A Bill to Ban Recommendation Algorithms for Users Under 18

Sen. Patel (R-TX)

Prohibits algorithmic content recommendation for minors. Feeds must be chronological from followed accounts.

Sec. 1 — Mandate

Covered platforms shall not deploy any engagement-optimized recommendation system on accounts of users under 18.

Sec. 2 — Default Feed

Feeds shall be presented in reverse chronological order from followed accounts only.

Sec. 3 — Enforcement

FTC enforcement. Civil penalty up to $40,000 per minor user per violating day.

Sec. 4 — Funding

$80 million to the FTC for FY26 to establish enforcement and audit capacity.

Tournament Prep

Mechanical parts, sourced & timed

Use this as your pre-round checklist. Memorize the source citation. Time yourself to the delivery target.

Bill / Number
S. 1199 — A Bill to Ban Recommendation Algorithms for Users Under 18
Funding source
$80M FTC appropriation for FY26.
Timeline
Compliance at next FTC rulemaking cycle.
Plausible — but expect 18+ months of First Amendment litigation (NetChoice v.
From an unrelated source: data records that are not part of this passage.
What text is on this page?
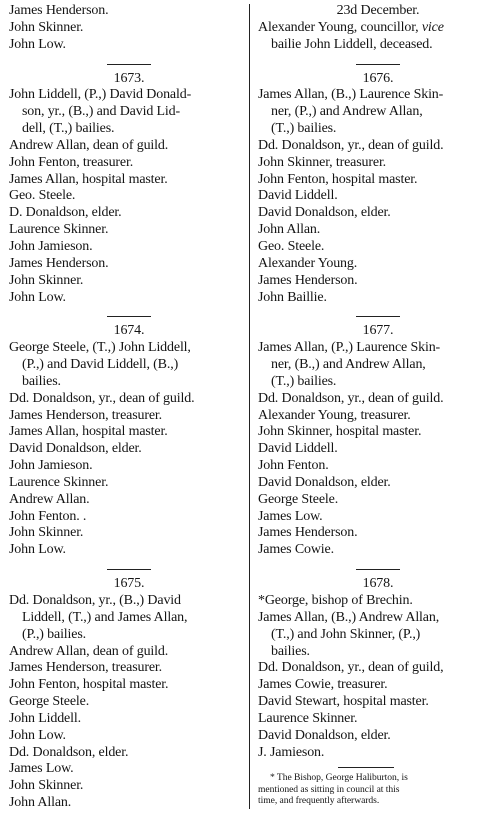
James Henderson.

John Skinner.

John Low.

1673.

John Liddell, (P.,) David Donald-

son, yr., (B.,) and David Lid-

dell, (T.,) bailies.

Andrew Allan, dean of guild.

John Fenton, treasurer.

James Allan, hospital master.

Geo. Steele.

D. Donaldson, elder.

Laurence Skinner.

John Jamieson.

James Henderson.

John Skinner.

John Low.

1674.

George Steele, (T.,) John Liddell,

(P.,) and David Liddell, (B.,)

bailies.

Dd. Donaldson, yr., dean of guild.

James Henderson, treasurer.

James Allan, hospital master.

David Donaldson, elder.

John Jamieson.

Laurence Skinner.

Andrew Allan.

John Fenton. .

John Skinner.

John Low.

1675.

Dd. Donaldson, yr., (B.,) David

Liddell, (T.,) and James Allan,

(P.,) bailies.

Andrew Allan, dean of guild.

James Henderson, treasurer.

John Fenton, hospital master.

George Steele.

John Liddell.

John Low.

Dd. Donaldson, elder.

James Low.

John Skinner.

John Allan.

23d December.

Alexander Young, councillor, vice

bailie John Liddell, deceased.

1676.

James Allan, (B.,) Laurence Skin-

ner, (P.,) and Andrew Allan,

(T.,) bailies.

Dd. Donaldson, yr., dean of guild.

John Skinner, treasurer.

John Fenton, hospital master.

David Liddell.

David Donaldson, elder.

John Allan.

Geo. Steele.

Alexander Young.

James Henderson.

John Baillie.

1677.

James Allan, (P.,) Laurence Skin-

ner, (B.,) and Andrew Allan,

(T.,) bailies.

Dd. Donaldson, yr., dean of guild.

Alexander Young, treasurer.

John Skinner, hospital master.

David Liddell.

John Fenton.

David Donaldson, elder.

George Steele.

James Low.

James Henderson.

James Cowie.

1678.

*George, bishop of Brechin.

James Allan, (B.,) Andrew Allan,

(T.,) and John Skinner, (P.,)

bailies.

Dd. Donaldson, yr., dean of guild,

James Cowie, treasurer.

David Stewart, hospital master.

Laurence Skinner.

David Donaldson, elder.

J. Jamieson.

* The Bishop, George Haliburton, is

mentioned as sitting in council at this

time, and frequently afterwards.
Paxton).
Enforcing agency
Federal Trade Commission.
Yes for unfair/deceptive practices; First Amendment scope is contested.
Penalty for non-compliance
Up to $40,000 per minor user per violating day.
Source citation
APA Health Advisory (2023), 'Social Media Use in Adolescence' — apa.org.
Delivery time (read aloud)
1:10 (70s)
Strongest counter-argument

NetChoice v. Bonta (2024) suggests algorithmic mandates violate the First Amendment.

Your pre-emptive answer

Bonta enjoined a *design-code* law; this bill targets a narrower category — engagement-optimization on under-18 accounts — and offers a least-restrictive alternative (chronological feeds). APA (2023) documented direct causal evidence on adolescent depression and algorithmic exposure.